A practical playbook
Here is the sequence I would actually run on a sluggish AI product, in order, because order matters. You cannot fix what you have not measured, and you should not touch what does not move the number.
Instrument the whole waterfall, not just the model
Put a timer around every stage: connection, each backend call, the embedding, the vector search, prefill (time to first token), and decode. Emit them as spans you can read per request. Most teams are flying blind on four of these six, which is exactly why they optimize the wrong one.
Find the widest bar at p95, not p50
Sort by the tail, where your heaviest users live, and target the single widest bar. It is very often context gathering, and it is very often a surprise to the person who wrote it.
Parallelize everything that has no data dependency
Serial awaits are the most common self-inflicted wound in this whole stack. If the embedding, the user-history fetch, and the permissions check do not depend on one another, issue them concurrently. This alone routinely removes hundreds of milliseconds for the price of a refactor.
Kill the cold starts and reuse connections
Keep critical functions warm (provisioned concurrency, a ping, or a long-lived process) and pool your database and HTTP connections so you stop paying TCP and TLS setup on every call. Connection reuse with HTTP keep-alive turns a recurring 70ms tax into a one-time cost.
Trim the prompt, then stream
Prefill scales with prompt length, so a 2,000-token context reaches the first token meaningfully sooner than an 8,000-token one. Cut the context to what the model actually needs, then stream the output so the user starts reading at first token instead of last.

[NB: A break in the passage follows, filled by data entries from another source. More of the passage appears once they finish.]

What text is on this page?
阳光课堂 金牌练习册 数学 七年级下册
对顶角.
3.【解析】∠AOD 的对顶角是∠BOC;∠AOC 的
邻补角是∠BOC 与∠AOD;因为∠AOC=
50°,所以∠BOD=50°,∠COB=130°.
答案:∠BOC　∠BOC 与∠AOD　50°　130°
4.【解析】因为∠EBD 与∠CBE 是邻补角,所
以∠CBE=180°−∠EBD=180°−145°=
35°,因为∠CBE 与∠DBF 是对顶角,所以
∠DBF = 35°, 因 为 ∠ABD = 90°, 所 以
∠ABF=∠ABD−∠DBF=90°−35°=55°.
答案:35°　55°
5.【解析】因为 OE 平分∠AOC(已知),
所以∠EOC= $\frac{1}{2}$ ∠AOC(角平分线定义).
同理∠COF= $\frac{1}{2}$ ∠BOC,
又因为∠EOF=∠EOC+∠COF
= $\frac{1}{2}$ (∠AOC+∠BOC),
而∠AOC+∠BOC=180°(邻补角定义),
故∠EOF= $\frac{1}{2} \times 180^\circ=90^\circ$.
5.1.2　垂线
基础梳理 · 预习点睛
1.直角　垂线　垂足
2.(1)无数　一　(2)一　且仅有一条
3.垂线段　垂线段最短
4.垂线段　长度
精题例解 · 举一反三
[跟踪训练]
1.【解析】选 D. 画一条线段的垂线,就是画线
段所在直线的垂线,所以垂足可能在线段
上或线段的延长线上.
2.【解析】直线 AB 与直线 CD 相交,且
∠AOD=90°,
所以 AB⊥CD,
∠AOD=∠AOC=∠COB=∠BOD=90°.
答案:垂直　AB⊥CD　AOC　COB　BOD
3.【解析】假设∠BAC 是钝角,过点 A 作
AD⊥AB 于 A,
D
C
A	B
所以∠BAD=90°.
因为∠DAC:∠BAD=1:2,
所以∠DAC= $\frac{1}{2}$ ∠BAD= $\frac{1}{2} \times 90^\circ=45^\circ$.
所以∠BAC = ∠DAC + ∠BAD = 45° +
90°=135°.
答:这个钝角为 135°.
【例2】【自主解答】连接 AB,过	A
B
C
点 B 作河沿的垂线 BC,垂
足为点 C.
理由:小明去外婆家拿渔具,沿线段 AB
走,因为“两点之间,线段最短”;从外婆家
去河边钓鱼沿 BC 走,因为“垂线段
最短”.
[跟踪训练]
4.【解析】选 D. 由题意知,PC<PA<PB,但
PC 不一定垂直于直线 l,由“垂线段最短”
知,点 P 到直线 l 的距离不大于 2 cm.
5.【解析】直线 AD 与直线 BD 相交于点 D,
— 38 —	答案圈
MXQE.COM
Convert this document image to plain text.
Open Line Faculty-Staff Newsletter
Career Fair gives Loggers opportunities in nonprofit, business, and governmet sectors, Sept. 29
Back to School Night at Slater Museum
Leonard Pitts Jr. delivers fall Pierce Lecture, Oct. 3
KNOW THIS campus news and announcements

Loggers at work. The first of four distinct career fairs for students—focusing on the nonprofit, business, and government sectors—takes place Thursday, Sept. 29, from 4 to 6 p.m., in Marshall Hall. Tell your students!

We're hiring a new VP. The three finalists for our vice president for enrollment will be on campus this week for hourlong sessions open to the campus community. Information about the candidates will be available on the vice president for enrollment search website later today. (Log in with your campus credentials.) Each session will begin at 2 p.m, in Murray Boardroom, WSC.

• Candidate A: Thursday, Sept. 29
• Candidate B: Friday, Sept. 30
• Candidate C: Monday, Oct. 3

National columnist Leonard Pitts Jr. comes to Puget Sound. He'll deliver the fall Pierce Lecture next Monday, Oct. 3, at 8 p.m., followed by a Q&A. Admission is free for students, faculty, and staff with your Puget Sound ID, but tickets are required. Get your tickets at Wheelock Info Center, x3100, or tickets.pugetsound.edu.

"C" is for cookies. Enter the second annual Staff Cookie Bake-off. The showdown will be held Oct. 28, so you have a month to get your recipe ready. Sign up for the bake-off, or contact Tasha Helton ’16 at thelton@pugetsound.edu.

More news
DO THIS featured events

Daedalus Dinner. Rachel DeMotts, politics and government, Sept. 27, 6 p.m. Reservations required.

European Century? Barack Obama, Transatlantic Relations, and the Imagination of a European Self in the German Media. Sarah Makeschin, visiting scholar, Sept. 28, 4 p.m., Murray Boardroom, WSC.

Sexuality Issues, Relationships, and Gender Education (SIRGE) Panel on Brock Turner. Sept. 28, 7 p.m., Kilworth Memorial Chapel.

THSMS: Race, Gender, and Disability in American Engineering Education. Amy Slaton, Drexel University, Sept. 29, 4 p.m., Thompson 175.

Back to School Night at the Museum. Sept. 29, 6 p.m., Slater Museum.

The part nobody likes to hear
Some latency you cannot remove. The speed of light is not in your backlog, and a user on a congested mobile network 12,000 km from your nearest region will have a slower experience than someone on fiber next to your data center. No amount of clever engineering erases that gap completely.
That is freeing, not discouraging. Once you accept that a slice of the budget is fixed, you stop wrestling physics and spend your energy on the parts you own: the serial calls you can parallelize, the cold starts you can warm, the prompt you can trim, the connection you can reuse, and the perception you can shape with a stream. The fastest-feeling AI products are not the ones with the fastest models. They are the ones that respect the user’s budget of patience and spend it with taste.
That 1.8-second gap from the opening was never a model problem. It was a budget nobody itemized, spent in places nobody timed. Itemize it, move the spend onto things the user can watch, and the app stops feeling slow. Not because the milliseconds vanished, but because you finally put them where they count.